When I got back I dutifully got my box of notecards out to pen a thank you card to my lovely hosts. I noted how great it was to see her and her family, we had a good time, etc...I also noted that I wished we had a chance at some quiet time together. Maybe then my mind would have cleared to give her the compliments I thought only in my head. This is the season of our lives. Young kids, hurried schedules, and overbooked days. Only then did it occur to me to send out a couple other quick notes. For me, there is nothing cooler than opening the mail box and finding something for me from someone I love. The general goods in the box are magazines, credit card ads and bills...bummer. However, when I run across a card, thank you note or an invite my little heart does a dance. So the same day I sent my thank you note, I sent two other cards out. I filled them with thank you's, I love you's and miss you's. It felt nice. 
In the evenings I scroll through FaceBook or Instagram and I feel "connected". Sadly, by "liking" someones status I check the box..."Oh look, I saw your cool event and was happy for you".  Ok yeah, that is NOT connecting. I wonder why at times I am left feeling empty, left out or jealous. Well it's because, I haven't actually talked to 95% of those people on the phone, met for coffee or saw in person, potentially, in years. Those social media sights leave room for judgement, the media savvy of a politician to position your life to look picture perfect and sadly the junior high feeling of "why wasn't I invited to that?!" Don't get me wrong, they do indeed keep us "connected". I wanted more. So, I've committed to a letter writing campaign. Sending out quick notes to people IN THE MAIL. Not a Face Book message or comment on a picture. 

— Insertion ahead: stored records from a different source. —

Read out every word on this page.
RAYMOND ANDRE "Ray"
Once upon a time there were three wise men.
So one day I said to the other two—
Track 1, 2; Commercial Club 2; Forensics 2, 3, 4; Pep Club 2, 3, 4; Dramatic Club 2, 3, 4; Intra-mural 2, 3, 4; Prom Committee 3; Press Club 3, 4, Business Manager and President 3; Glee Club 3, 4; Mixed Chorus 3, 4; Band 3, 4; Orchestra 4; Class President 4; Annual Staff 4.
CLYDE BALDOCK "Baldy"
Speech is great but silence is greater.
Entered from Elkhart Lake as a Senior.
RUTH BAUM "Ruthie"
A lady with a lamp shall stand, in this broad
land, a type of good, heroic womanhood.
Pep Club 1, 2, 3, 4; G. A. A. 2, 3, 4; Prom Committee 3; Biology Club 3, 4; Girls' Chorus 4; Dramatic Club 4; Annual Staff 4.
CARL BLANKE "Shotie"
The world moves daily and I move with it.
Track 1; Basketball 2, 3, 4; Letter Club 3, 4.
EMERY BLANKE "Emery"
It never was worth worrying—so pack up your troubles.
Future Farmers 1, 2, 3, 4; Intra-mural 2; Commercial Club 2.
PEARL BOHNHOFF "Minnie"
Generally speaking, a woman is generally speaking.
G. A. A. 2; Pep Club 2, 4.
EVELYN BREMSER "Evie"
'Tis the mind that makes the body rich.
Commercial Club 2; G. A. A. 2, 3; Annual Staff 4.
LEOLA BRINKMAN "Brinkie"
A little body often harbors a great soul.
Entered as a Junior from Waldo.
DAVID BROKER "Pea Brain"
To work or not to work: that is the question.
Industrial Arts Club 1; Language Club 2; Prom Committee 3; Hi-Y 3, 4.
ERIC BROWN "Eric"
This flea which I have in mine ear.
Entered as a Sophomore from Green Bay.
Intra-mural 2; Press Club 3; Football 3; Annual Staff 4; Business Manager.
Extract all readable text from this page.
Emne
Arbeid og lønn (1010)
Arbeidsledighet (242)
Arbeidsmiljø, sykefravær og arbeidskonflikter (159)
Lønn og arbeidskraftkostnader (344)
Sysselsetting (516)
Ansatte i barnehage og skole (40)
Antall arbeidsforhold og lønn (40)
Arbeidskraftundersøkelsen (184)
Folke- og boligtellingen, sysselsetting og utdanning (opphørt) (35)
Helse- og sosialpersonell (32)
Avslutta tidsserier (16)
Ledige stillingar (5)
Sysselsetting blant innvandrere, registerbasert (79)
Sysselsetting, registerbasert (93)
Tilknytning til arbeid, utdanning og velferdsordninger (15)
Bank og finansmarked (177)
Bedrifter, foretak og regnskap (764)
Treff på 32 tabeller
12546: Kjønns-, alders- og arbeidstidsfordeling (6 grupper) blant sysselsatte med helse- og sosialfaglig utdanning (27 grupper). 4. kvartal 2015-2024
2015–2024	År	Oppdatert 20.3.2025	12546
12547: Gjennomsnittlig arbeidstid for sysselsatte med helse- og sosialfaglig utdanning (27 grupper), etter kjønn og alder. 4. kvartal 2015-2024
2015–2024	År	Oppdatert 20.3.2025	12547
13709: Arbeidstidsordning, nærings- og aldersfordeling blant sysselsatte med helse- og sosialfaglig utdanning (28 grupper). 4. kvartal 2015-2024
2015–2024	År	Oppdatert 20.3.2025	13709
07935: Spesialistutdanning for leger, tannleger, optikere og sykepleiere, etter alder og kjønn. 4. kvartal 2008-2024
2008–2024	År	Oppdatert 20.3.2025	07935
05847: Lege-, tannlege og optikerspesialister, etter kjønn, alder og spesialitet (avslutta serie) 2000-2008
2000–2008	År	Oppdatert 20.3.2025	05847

I have cards from friends and family that go back YEARS. My aunt gave me a card probably 15 years ago; after that we were estranged for many years, but I held onto that card. Every once and a while I would run across it while cleaning and read it. It made me smile every time despite the circumstance. The written word holds weight. It can hold hope, love, or memories. 
I encourage you to try this campaign....hey, maybe we can save the USPS! I bet if you sat down you could think of someone who could use a little love in the mail today. A little surprise to make their heart dance. Maybe they will save it for years. Maybe it will be the kind words that make their day. In the end, it really makes YOUR heart do a little dance because you know in a few days they will open their mail box expecting the same old stuff and see a handwritten note from you. Yea!